Vice President of Academia Sinica
- Incumbent
- Assumed office 1 September 2016 Serving with Chin-Shing Huang and Tang K. Tang
- President: James C. Liao
- Preceded by: Andrew H. J. Wang

Personal details
- Born: 1958 (age 67–68) Sanchong, Taipei County, Taiwan
- Education: National Taiwan University (BS) University of California, Berkeley (MS, PhD)
- Fields: Condensed matter physics
- Thesis: Electrons in Solids and Clusters (1986)

= Mei-Yin Chou =

Taiwanese physicist (born 1958)

Mei-Yin Chou (周美吟 (Zhōu Měiyín); born 1958) is a Taiwanese physicist who has been vice president of Academia Sinica since 2016. She is a specialist in condensed matter physics and solid-state physics.

== Education ==
Chou graduated from National Taiwan University with a Bachelor of Science (B.S.) in physics in 1980. She then completed advanced studies in the United States at the University of California, Berkeley, where she earned her Master of Science (M.S.) in physics in 1983 and her Ph.D. in physics in 1986. Her doctoral dissertation, completed under physics professor Marvin L. Cohen, was titled, "Electrons in Solids and Clusters". She published 12 academic papers before she completed her doctorate at Berkeley.

== Acadenic career ==
After receiving her doctorate, Chou completed postdoctoral research with Exxon, and joined the Georgia Institute of Technology faculty in 1989. Chou received a two-year fellowship from the Alfred P. Sloan Foundation between 1990 and 1992, as well as a five-year fellowship from the David and Lucile Packard Foundation (1990–1995).

Chou became an associate professor at Georgia Tech in 1993, and was promoted to full professor in 1998. Chou held the Advance Professorship in Science from 2002 to 2006, and chaired the physics department between 2005 and 2010. She returned to Taiwan to assume the directorship of the Institute of Atomic and Molecular Sciences at Academia Sinica, and took a joint adjunct professorship at National Taiwan University.

In 2013, Chou was awarded the Outstanding Award of the Taiwan Outstanding Women in Science Awards.

She was elected a fellow of the American Physical Society in 2002, and elected to membership within Academia Sinica in 2014. Chou was considered one of three finalists for the position of president of Academia Sinica in 2016. After Kuo Way withdrew from consideration and James C. Liao was selected, Chou was appointed one of three vice presidents.
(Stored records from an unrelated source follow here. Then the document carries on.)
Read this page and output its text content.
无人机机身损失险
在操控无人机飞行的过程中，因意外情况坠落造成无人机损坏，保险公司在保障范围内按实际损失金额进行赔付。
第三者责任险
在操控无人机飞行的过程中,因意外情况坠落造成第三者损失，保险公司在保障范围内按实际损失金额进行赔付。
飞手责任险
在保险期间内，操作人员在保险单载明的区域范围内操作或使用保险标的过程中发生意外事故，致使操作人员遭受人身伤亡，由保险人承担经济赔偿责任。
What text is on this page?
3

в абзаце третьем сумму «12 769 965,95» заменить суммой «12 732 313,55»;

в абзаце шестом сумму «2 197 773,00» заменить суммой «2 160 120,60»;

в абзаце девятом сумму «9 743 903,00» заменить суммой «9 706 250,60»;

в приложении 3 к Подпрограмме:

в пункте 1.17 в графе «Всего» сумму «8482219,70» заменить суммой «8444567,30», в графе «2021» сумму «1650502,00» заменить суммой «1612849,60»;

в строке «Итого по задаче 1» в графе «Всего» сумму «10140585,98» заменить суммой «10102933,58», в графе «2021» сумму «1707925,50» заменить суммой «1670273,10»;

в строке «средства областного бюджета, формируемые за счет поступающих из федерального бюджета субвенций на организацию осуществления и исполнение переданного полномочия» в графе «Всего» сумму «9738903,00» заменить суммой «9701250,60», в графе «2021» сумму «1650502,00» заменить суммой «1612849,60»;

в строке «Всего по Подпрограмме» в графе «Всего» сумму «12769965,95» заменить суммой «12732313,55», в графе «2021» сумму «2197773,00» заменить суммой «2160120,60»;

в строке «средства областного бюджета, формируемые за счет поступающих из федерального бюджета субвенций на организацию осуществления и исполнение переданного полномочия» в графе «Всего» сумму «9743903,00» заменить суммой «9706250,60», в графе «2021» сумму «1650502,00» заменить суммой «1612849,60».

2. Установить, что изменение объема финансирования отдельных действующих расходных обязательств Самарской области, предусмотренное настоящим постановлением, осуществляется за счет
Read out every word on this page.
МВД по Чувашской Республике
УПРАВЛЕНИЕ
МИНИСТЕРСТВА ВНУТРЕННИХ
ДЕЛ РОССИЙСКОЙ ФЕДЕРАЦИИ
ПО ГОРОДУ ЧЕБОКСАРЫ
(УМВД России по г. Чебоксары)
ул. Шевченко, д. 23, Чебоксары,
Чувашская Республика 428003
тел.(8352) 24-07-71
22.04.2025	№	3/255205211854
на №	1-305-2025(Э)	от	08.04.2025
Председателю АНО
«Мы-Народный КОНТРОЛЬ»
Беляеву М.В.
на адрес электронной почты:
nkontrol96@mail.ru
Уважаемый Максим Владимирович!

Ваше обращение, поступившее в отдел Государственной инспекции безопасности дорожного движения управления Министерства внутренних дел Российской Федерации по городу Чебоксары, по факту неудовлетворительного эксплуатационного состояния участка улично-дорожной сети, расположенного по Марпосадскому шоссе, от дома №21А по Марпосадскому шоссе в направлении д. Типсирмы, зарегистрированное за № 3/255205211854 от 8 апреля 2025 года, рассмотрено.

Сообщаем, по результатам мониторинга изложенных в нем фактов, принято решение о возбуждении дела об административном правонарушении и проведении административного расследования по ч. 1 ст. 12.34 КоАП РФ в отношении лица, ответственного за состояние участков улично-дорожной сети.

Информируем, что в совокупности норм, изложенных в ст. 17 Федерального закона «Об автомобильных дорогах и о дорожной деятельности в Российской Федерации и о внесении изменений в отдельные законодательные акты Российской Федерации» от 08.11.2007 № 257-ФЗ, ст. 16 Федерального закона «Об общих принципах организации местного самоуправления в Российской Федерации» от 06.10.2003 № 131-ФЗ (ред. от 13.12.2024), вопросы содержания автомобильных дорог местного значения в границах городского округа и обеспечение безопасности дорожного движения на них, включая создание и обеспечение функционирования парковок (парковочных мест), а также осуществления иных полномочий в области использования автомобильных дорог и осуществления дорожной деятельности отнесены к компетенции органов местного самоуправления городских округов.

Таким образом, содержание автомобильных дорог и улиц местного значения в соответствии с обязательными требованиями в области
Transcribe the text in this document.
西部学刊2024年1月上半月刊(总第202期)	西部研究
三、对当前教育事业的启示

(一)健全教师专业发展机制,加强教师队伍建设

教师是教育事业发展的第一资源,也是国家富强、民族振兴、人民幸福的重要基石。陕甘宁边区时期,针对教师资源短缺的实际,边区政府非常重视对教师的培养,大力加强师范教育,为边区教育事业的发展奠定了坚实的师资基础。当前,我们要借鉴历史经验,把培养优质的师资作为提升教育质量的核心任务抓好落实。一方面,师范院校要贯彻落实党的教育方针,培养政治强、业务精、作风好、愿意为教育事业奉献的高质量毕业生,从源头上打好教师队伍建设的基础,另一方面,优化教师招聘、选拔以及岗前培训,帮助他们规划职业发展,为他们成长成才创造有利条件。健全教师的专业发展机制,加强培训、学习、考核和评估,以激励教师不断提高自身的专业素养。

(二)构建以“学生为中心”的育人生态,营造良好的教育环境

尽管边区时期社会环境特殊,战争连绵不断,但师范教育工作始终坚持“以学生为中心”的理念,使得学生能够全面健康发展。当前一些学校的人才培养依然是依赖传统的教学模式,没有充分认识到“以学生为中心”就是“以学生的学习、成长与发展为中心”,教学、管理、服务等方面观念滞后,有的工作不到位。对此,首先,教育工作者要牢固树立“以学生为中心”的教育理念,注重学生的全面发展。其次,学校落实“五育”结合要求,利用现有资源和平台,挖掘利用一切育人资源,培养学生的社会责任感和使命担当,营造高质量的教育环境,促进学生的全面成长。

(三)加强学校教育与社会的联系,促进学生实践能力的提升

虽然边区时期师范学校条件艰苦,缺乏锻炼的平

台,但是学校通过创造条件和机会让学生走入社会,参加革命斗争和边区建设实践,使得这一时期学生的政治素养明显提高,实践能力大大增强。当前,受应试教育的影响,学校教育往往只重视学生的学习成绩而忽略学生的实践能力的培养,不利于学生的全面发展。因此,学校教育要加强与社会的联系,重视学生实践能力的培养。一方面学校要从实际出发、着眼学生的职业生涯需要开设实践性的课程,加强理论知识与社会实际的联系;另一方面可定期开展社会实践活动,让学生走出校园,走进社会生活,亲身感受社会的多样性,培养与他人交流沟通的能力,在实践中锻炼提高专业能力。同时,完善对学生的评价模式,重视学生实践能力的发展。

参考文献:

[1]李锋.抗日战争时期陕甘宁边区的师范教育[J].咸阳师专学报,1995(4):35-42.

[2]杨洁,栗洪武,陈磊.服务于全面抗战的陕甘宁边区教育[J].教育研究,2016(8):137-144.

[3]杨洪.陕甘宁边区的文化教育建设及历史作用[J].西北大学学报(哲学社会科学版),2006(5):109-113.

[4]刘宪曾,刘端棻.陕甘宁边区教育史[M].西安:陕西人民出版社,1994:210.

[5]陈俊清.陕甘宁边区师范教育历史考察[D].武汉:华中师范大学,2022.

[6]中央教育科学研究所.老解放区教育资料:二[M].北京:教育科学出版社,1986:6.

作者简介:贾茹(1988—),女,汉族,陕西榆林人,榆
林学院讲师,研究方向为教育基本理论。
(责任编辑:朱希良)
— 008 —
In late 2017, Chou was one of eight finalists considered for the position of National Taiwan University president. Chou remained in the running until the final round of five candidates.

== Personal life ==
Chou is married to Ye-Hwa Evan Chen. They have a son and a daughter; her son earned a master's degree from the University of Washington and her daughter graduated from Harvard University with a degree in mathematics.